Se vós mais mostrais, desde que reconheça eu serem realmente utopias e sonhos, ideais, não terei nada a dizer, a contradizer, seguindo-as por onde forem, tentando realizá-los com sinceridade, mas se não os reconhecer como tais, direi sim sobre a tentativa de trapacear com interesses próprios (aliás, qual a trapaça que não seja em benefício próprio; há redundância de sentido, não me importa). Tereis de abaixar a cabeça, se fordes realmente sincera, não apenas um gesto gratuito, mas a vida.
Enquanto espero que me apresentais, ofereçais de coração e espírito, recuso-me a tomar um chiqueiro por um palácio de cristal. Isto até por bom senso: o chiqueiro é chiqueiro, palácio de cristal é palácio de cristal, a menos que esteja afastado de minhas faculdades mentais, seja insano, não distinguindo ambos. Posso afiançar-vos que o chiqueiro não é o meu habitat, não nasci para me locomover num espaço cercado de madeira ou cimento no meio da merda, da sujeira, do odor fétido entra dia e sai dia; posso afiançar-vos que não, digo com toda a sapiência que se me anunciou não faz um segundo, essa não é apenas a minha “verdade”, e a de todos nós, de toda gente, de vós. Não nascemos para viver no chiqueiro.

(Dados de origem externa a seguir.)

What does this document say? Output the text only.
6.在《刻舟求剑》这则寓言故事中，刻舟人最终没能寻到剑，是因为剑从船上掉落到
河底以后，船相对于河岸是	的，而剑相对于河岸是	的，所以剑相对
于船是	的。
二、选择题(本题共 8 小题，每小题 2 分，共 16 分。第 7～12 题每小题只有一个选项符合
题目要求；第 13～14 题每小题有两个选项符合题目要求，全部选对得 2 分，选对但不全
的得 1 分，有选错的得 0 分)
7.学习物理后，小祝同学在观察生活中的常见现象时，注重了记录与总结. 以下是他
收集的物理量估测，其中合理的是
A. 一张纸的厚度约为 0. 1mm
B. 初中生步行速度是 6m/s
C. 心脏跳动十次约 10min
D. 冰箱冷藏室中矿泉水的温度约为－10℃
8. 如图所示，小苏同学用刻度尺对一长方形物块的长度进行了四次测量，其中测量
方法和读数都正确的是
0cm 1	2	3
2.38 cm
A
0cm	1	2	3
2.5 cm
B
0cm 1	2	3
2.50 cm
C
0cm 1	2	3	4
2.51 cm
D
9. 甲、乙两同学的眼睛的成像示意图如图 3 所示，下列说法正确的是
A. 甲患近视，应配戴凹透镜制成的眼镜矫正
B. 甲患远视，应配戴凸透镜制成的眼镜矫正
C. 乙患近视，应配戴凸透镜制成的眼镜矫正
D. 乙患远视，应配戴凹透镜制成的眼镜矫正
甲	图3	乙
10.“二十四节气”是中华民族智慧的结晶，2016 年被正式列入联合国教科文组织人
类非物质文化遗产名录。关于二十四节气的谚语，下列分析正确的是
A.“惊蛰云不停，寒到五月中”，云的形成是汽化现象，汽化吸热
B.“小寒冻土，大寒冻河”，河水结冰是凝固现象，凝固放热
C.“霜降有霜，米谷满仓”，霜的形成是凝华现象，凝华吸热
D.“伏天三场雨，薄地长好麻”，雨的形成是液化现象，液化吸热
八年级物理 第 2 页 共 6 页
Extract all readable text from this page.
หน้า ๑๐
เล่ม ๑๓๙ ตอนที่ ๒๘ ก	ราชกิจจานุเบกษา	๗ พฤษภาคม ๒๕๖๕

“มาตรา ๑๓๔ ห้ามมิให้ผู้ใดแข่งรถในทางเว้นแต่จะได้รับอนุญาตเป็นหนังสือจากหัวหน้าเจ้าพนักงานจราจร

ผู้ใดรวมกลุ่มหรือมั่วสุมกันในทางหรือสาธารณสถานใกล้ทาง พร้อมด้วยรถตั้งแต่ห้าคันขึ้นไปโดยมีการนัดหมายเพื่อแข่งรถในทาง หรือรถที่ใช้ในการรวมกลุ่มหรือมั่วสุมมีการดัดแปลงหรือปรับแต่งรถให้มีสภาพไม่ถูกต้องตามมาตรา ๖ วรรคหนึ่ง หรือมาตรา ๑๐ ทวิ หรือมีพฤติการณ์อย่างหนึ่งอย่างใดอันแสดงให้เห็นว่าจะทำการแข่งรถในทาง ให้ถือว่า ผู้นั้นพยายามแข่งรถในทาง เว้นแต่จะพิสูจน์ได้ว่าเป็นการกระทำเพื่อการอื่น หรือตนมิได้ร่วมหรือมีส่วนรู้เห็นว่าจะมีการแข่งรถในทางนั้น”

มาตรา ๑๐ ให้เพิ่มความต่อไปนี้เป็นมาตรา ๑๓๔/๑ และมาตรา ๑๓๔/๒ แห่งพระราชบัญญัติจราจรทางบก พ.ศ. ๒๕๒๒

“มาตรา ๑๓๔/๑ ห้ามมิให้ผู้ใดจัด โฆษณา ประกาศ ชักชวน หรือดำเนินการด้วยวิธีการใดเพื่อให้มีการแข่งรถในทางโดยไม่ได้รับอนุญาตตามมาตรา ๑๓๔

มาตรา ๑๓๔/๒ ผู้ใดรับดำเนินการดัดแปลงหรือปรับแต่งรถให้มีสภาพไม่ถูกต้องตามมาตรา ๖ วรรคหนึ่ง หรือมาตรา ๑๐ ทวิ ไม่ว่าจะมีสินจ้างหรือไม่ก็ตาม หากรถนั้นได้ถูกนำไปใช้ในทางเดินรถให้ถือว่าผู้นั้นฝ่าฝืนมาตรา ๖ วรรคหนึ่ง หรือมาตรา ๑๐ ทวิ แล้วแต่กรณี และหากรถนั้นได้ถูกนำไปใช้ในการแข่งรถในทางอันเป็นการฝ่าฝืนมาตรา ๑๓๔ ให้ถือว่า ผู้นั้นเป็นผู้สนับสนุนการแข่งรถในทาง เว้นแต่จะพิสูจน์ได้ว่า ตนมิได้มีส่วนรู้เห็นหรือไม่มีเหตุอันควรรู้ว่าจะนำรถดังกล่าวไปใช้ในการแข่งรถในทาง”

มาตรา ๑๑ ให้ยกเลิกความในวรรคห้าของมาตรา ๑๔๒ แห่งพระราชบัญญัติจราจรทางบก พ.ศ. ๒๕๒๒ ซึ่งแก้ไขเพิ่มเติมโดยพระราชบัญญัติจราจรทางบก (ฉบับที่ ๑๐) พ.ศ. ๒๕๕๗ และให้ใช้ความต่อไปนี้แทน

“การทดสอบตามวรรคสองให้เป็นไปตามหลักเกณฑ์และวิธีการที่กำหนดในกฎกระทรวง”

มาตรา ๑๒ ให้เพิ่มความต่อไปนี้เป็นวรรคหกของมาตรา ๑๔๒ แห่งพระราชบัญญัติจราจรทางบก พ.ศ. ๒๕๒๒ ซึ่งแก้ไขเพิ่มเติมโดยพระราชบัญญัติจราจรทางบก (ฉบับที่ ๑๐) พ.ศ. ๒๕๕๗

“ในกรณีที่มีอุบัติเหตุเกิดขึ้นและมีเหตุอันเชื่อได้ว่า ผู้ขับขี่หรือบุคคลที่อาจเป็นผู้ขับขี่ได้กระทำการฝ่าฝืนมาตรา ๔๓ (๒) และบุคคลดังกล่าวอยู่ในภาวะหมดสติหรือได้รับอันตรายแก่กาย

Uma palavrinha acerca de uma espécie de doidos – creio possais legar-me -, porque seria um grande mal não os pôr igualmente em cena quando honram tanto o meu palácio de cristal. Quero referir-me aos ricos que, vendo chegar o fim dos seus dias, providenciam grandiosos preparativos para uma passagem magnífica ao túmulo. É com grande prazer que se observa como esses moribundos se aplicam seriamente ás suas pompas fúnebres. Estabelecem, artigo por artigo, quantos círios e quantas velas devem arder nos seus funerais, quantas pessoas vestidas de luto, quantos músicos, quantos carpidores devem acompanhar o féretro, quem iria ler o discurso sobre ele próprio, o epitáfio que constaria na lápide de mármore, como se, depois de mortos, ainda pudesse conservar alguma consciência para gozar o espetáculo, ou soubesse ao certo que os mortos costumam ficar envergonhados quando os seus cadáveres não são sepultados com a magnificência exigida por seu próprio estado. Finalmente, parece que esses ricos consideram a morte como um cargo de edil, que os obrigue a ordenar festas populares e banquetes.
Rides. Podeis rir a mais não poderdes com esses dizeres acima, com essas palavras, uma imagem, sim, mas imagem que mergulha nos liames da metáfora e do desejo de poesia, e assim re-costando a cabeça no peito aconchegante. Nossa... Se lerdes vezes sem conta esse dia de minha missiva a vós, até esse momento, e passásseis a meditar o que estou dizendo em verdade, não creio que a insônia se tornasse constante, uma continuidade sem limites, mas algumas noites seriam gastas apenas para imaginar a profundidade dessas palavras que acima vos disse, num tom, digamos desde logo, espontâneo e simples, mas de repente, relendo o parágrafo, desde o início, percebi, intui quais poderiam ser os ângulos de análise, tomando em conta a psique humana e as suas sendas perdidas - claro, não percepção de algo simples, legível sem muitas dificuldades.